IMG_3575“I movimenti veloci e il rapido cambio di posizione assicurano libertà di movimento, creano agilità e flessibilità. migliorando la circolazione sanguigna” e anche la circolazione linfatica, grazie all’azione combinata del respiro con rapidi movimenti che allungano la parte anteriore e posteriore della colonna. I benefici dello yoga vengono in questo caso combinati con quelli di una attività aerobica, con vantaggio per il sistema cardiorespiratorio, e per il metabolismo, come è riportato da una ampia letteratura scientifica.  “Il cervello pigro si attiva e la mente agitata si riposa. Infatti questa è una specie di lavaggio del cervello, in cui si iniziano vedere nuove prospettive e un futuro migliore. Inoltre, i più giovani si divertiranno molto” prosegue Geeta, “ma chi ha problemi di cuore deve eseguire asana più riposanti”. Inoltre questa sequenza non è indicata durante il ciclo mestruale. E’ invece adattissima agli sportivi che vogliono mantenere e incrementare agilità e flessibilità, come specificato da Yoga e Sport, l’ultimo lavoro di BKS Iyengar tradotto in italiano. Gli occhi devono seguire il movimento delle dita: questo aiuta la coordinazione tra i sensi di percezione e ii corrispondenti organi di azione.

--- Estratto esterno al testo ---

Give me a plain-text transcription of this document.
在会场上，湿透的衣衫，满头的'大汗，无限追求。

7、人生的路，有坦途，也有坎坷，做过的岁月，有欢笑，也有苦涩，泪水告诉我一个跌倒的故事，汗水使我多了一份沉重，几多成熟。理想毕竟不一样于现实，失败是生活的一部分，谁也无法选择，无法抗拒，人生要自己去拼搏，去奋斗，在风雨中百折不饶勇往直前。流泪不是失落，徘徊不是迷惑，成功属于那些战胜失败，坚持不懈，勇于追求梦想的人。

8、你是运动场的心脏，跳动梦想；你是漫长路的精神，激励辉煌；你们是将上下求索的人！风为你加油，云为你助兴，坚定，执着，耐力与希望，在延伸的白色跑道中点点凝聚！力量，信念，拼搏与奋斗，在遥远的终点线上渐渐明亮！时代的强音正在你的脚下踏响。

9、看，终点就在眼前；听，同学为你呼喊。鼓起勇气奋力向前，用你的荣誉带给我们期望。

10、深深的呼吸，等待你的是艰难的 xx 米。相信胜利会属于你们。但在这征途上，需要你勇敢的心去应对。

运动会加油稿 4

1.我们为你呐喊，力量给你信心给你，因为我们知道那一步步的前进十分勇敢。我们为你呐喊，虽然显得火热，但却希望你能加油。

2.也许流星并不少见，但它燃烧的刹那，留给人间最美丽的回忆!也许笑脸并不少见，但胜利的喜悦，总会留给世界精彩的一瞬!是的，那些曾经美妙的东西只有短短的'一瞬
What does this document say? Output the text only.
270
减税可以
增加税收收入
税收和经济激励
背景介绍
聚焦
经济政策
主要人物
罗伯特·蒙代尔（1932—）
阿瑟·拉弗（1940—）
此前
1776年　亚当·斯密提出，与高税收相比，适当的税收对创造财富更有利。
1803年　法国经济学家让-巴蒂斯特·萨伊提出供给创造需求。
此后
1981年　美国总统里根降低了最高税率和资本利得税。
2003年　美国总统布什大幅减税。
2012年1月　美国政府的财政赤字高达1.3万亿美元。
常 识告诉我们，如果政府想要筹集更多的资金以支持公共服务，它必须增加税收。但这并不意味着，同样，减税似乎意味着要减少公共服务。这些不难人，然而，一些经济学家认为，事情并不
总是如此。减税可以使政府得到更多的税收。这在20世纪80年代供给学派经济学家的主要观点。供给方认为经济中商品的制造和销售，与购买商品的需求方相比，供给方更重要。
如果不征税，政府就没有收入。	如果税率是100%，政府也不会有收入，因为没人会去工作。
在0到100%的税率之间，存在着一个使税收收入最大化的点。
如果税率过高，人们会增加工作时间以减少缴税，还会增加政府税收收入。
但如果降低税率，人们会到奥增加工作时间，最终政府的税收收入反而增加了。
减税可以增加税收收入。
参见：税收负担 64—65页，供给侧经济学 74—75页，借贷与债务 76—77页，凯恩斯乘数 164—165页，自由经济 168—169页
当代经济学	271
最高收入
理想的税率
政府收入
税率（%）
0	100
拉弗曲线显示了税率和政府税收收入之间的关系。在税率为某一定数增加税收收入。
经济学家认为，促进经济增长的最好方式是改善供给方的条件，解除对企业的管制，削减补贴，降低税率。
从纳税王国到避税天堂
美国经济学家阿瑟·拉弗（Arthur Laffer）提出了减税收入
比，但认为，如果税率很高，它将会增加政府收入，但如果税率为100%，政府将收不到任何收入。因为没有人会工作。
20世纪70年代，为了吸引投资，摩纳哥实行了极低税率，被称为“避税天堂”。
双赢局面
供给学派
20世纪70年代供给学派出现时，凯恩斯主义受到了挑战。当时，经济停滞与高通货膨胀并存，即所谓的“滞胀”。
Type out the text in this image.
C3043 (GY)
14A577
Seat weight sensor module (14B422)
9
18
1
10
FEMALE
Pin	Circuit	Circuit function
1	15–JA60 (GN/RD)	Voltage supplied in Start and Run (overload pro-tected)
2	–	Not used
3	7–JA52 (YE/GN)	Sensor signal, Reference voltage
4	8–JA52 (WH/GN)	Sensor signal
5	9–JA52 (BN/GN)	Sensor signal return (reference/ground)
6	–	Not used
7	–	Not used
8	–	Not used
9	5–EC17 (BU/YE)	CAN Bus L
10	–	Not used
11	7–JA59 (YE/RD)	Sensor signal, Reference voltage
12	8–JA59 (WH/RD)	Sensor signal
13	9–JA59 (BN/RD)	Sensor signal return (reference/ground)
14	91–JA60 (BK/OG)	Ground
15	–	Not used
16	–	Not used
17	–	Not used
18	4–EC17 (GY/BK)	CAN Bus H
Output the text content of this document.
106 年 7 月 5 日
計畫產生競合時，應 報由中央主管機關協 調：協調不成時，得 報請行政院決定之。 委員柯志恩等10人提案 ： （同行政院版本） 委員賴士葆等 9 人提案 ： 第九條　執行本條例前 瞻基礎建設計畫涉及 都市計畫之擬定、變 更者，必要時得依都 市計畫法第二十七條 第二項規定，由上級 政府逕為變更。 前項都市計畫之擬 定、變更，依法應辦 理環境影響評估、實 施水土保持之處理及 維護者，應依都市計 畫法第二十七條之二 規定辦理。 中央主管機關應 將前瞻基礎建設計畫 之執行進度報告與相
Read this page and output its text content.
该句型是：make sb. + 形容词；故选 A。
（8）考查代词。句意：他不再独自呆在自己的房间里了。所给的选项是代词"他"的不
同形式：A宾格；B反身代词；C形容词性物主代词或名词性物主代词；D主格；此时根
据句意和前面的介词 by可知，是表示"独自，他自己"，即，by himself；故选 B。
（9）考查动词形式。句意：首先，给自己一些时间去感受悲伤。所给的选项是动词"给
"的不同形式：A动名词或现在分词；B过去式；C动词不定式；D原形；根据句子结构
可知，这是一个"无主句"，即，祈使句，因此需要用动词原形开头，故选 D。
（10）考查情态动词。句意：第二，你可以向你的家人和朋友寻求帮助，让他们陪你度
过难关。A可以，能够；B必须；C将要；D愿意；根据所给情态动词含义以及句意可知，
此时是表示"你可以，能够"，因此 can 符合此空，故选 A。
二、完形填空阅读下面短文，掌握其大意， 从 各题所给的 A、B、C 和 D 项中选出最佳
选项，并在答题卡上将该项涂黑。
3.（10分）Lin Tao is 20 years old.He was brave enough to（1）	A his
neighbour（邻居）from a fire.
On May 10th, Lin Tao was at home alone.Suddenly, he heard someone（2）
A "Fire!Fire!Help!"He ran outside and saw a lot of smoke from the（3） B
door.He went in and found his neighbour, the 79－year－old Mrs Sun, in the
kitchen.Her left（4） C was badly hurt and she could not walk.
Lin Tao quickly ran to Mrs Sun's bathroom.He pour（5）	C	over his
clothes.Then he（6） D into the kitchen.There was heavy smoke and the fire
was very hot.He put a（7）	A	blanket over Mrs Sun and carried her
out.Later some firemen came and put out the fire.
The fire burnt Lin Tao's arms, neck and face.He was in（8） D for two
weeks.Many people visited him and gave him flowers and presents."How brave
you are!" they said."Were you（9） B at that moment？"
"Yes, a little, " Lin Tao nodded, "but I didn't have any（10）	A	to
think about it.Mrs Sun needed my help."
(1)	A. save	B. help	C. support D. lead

Ma questa intuizione non è preziosa solo per gli sportiva, è a maggior ragione utilissima per le persone non più giovani, che iniziano la pratica dello yoga, e che desiderano lavorare anche per conto loro. Eseguire -ad esempio- tadasana, urdhva hastasana muovendo lo sguardo aiuta moltissimo a mantenere l’equilibrio.

Un grande insegnante di Iyengar Yoga, Christian Pisano, nel suo testo “Virasamavesa. La contemplazione dell’eroe“, riprende le basi di Surya Namaskara nella pratica chiamata “Incantazione della corrente”, sottolineando l’aspetto meditativo di questa pratica, in cui le variazioni di movimento generano una corrente di fluidità e di energia. Tuttavia ammonisce sul fatto che le asana vanno prima studiate separatamente e la pratica della fluidità non deve creare ansia o disordine.  “Il movimento e il radicamento devono procedere di pari passo”. In questa “incantazione della corrente”, Pisano propone di inserire praticamente tutte le più comuni asana, in una sequenza che può diventare anche più di un’ora continuata, come ho suggerito per stimolare tapah. E’ importante non  accelerare mai i tempi e mantenere il respiro regolare. Ovviamente richiede esercizio e pratica. Al termine della sequenza, le posizioni capovolte devono essere supportate, perché non è possibile avere la necessaria stabilità.